Here the proposed interface is already exported in userspace via the
powercap framework which supports today the backend driver for the RAPL
register.

You say that some sort of power/ balanced power / balanced /
balanced performance / performance setting in is already exported
through the powercap interface today (if I understand you correctly)?

Sorry, I was unclear. I meant 'Here the proposed interface' referring to
the powercap/dtpm. There is no profile interface in the powercap framework.

Ah, I see.

<snip>

A side note, related to your proposal, not this patch. IMO it suits
better to have /sys/power/profile.

cat /sys/power/profile

power
balanced_power *
balanced
balanced_performance
performance

The (*) being the active profile.

Interesting the same thing was brought up in the discussion surrounding
RFC which I posted.

The downside against this approach is that it assumes that there
only is a single system-wide settings.

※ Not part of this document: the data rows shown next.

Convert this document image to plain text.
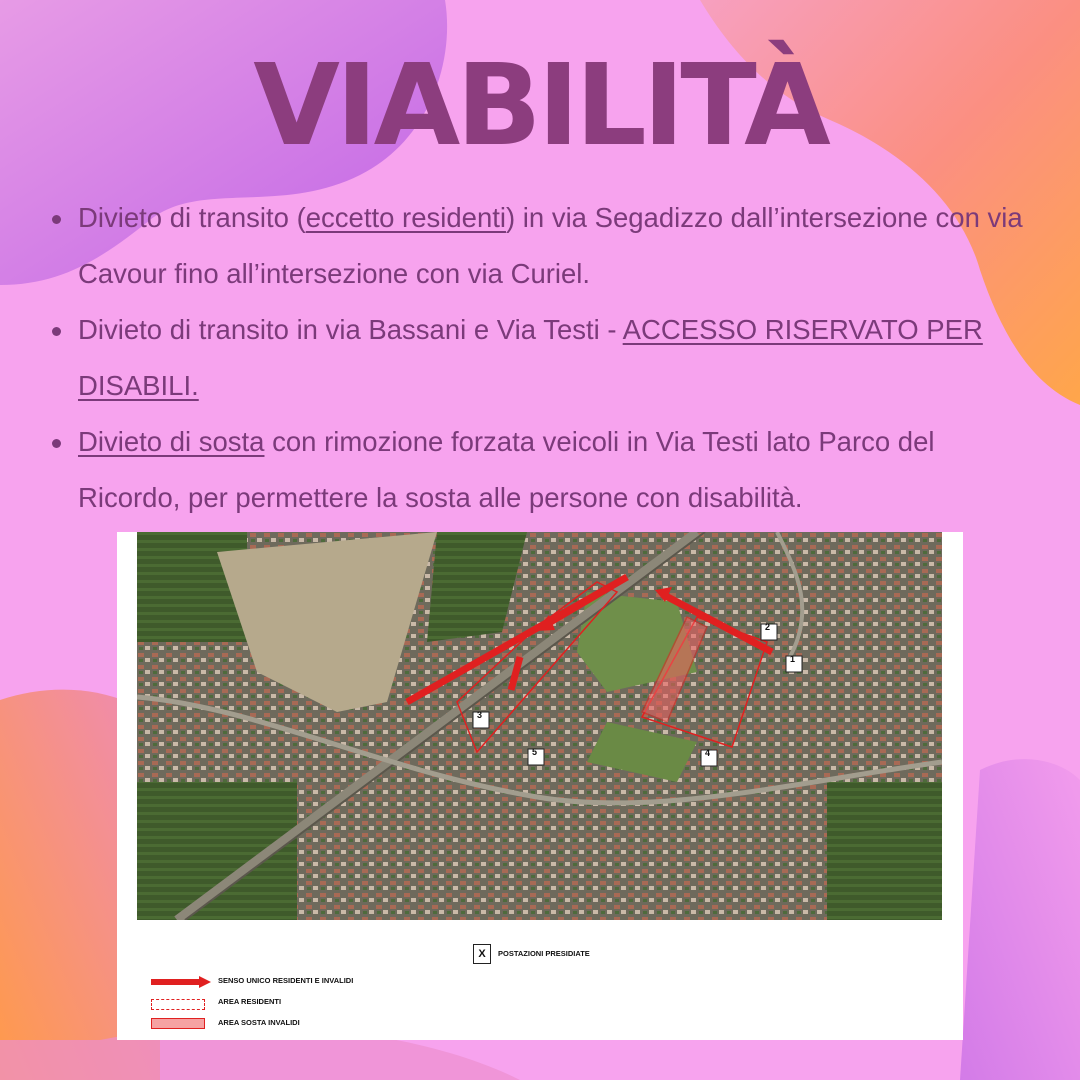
VIABILITÀ
Divieto di transito (eccetto residenti) in via Segadizzo dall’intersezione con via Cavour fino all’intersezione con via Curiel.
Divieto di transito in via Bassani e Via Testi - ACCESSO RISERVATO PER DISABILI.
Divieto di sosta con rimozione forzata veicoli in Via Testi lato Parco del Ricordo, per permettere la sosta alle persone con disabilità.
1
2
3
4
5
X	POSTAZIONI PRESIDIATE
SENSO UNICO RESIDENTI E INVALIDI
AREA RESIDENTI
AREA SOSTA INVALIDI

AFAIK that is not always
the case, e.g. (AFAIK):

1. The intel pstate driver has something like this
   (might this be the rapl setting you mean? )

2. The X1C8 has such a setting for the embedded-controller, controlled
   through the ACPI interfaces which thinkpad-acpi used

3. The hp-wmi interface allows selecting a profile which in turn
   (through AML code) sets a bunch of variables which influence how
   the (dynamic, through mjg59's patches) DPTF code controls various
   things

At least the pstate setting and the vendor specific settings can
co-exist. Also the powercap API has a notion of zones, I can see the
same thing here, with a desktop e.g. having separate performance-profile
selection for the CPU and a discrete GPU.

So limiting the API to a single /sys/power/profile setting seems a
bit limited and I have the feeling we will regret making this
choice in the future.

With that said your proposal would work well for the current
thinkpad_acpi / hp-wmi cases, so I'm not 100% against it.

This would require adding some internal API to the code which
owns the /sys/power root-dir to allow registering a profile
provider I guess. But that would also immediately bring the
question, what if multiple drivers try to register themselves
as /sys/power/profile provider ?

Did you consider putting the profile on a per device basis ?

eg.

/sys/devices/system/cpu/cpu[0-9]/power/profile

May be make 'energy_performance_preference' obsolete in
/sys/devices/system/cpu/cpufreq ?

When one device sets the profile, all children will have the same profile.

eg.

A change in /sys/devices/system/cpu/power/profile will impact all the
underlying cpu[0-9]/power/profile

Or a change in /sys/devices/power/profile will change all profiles below
/sys/devices.

Well that is a high level suggestion, I don't know how that can fit with
the cyclic sysfs hierarchy.

A problem with I see with making this a per-device power setting is that
only a few devices will actually have this; and then the question becomes
how does userspace discover / find these devices ? Typically for these kinda
discovery problems we use a sysfs class as a solution to group devices
offering the same functionailty (through the same standardized sysfs API)
together. Which circles back to my original RFC proposal for this.